Understanding the Periodic TablePosted: May 11, 2022
Chemistry was not my favorite subject in high school; I was much more focused on English and social studies. I didn’t like science subjects all that much. Then there was the fact that my chemsitry teacher was late in his career and seemed to be dealing with a case of burnout. I think he took his full complement of sick days, so we often had a substitute. He was also in charge of A/V at the school, which he seemed to be more enthusiastic about than teaching chemistry. That meant that when he was out we often watched films (of the old 16 mm type), whether or not they were related to chemistry, or even to science.
I managed to complete four years at Pitzer College without taking a single science course. (This was back in the olden days when Pitzer did not have any general education requirements.) Still, as an adult I was interested in science topics, and certainly watched plenty of science programs on the local PBS station wherever I lived.

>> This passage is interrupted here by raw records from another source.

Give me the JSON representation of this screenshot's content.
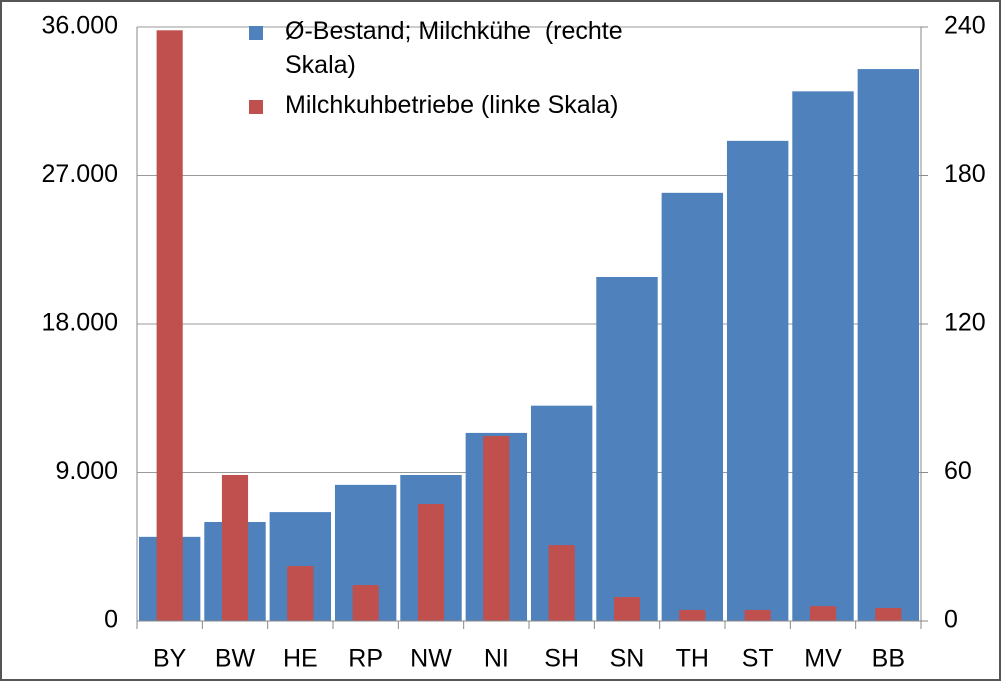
{
  "chart_data": {
    "type": "bar",
    "categories": [
      "BY",
      "BW",
      "HE",
      "RP",
      "NW",
      "NI",
      "SH",
      "SN",
      "TH",
      "ST",
      "MV",
      "BB"
    ],
    "series": [
      {
        "name": "Ø-Bestand; Milchkühe  (rechte Skala)",
        "color": "#4f81bd",
        "axis": "y2",
        "values": [
          34,
          40,
          44,
          55,
          59,
          76,
          87,
          139,
          173,
          194,
          214,
          223
        ]
      },
      {
        "name": "Milchkuhbetriebe (linke Skala)",
        "color": "#c0504d",
        "values": [
          35800,
          8850,
          3330,
          2180,
          7090,
          11210,
          4600,
          1450,
          670,
          670,
          900,
          790
        ]
      }
    ],
    "ylim": [
      0,
      36000
    ],
    "yticks": [
      0,
      {
        "value": 9000,
        "label": "9.000"
      },
      {
        "value": 18000,
        "label": "18.000"
      },
      {
        "value": 27000,
        "label": "27.000"
      },
      {
        "value": 36000,
        "label": "36.000"
      }
    ],
    "y2lim": [
      0,
      240
    ],
    "y2ticks": [
      0,
      60,
      120,
      180,
      240
    ],
    "grid": true,
    "legend": "top"
  }
}
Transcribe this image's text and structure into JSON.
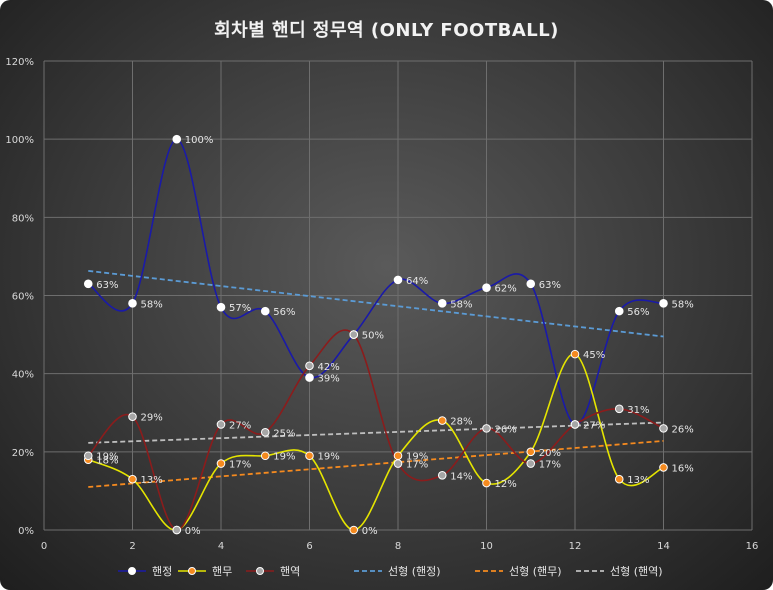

Similarly, I have watched or listened to plenty of science courses from The Great Courses. After finishing twenty-four lectures on Norse Mythology I was looking for something completely different (right Monty Python?) so I selected Understanding the Periodic Table, which The Great Courses and Wondrium were touting as one of their new releases.
I can’t say that this was the most captivating course I have watched, but I did learn a few things. I finally got it down that an isotope is an atom with a different number of neutrons than the most common form, and an ion is an atom with a different number of electrons than the most common form. I learned that there are many elements that don’t exist in their pure state but have to be extracted from the compounds in which they exist by using heat or a chemical means. I learned that allotropes are different configurations of the same element. For example, there are different allotropes of tin, some of which are stable and others of which disintegrate quickly. Graphite (pencil lead) and diamonds are different allotropes of carbon. And I came across elements I hadn’t heard of before, for example hafnium and osmium.
Professor Davis has a tendency to anthropomorphize the elements. He says that hydrogen wants to bond with other elements. Or that elements want to form octets, that is a molecule with eight electrons in the outer shell. It’s an interesting perspective.
The periodic table is larger today than it was during my junior year of high school. The International Union of Pure and Applied Chemistry (IUPAC) finalized today’s table in 2016, taking us up to element 118, oganesson. The PDF version of the course guidebook sacrifices a lecture-by-lecture outline of the course, as is found in most Great Courses lecture series, but instead provides us with an interactive periodic table. When you click on an element the guidebook takes you to a description of that element. Pretty cool.
If such things interest you, this is a course well worth watching.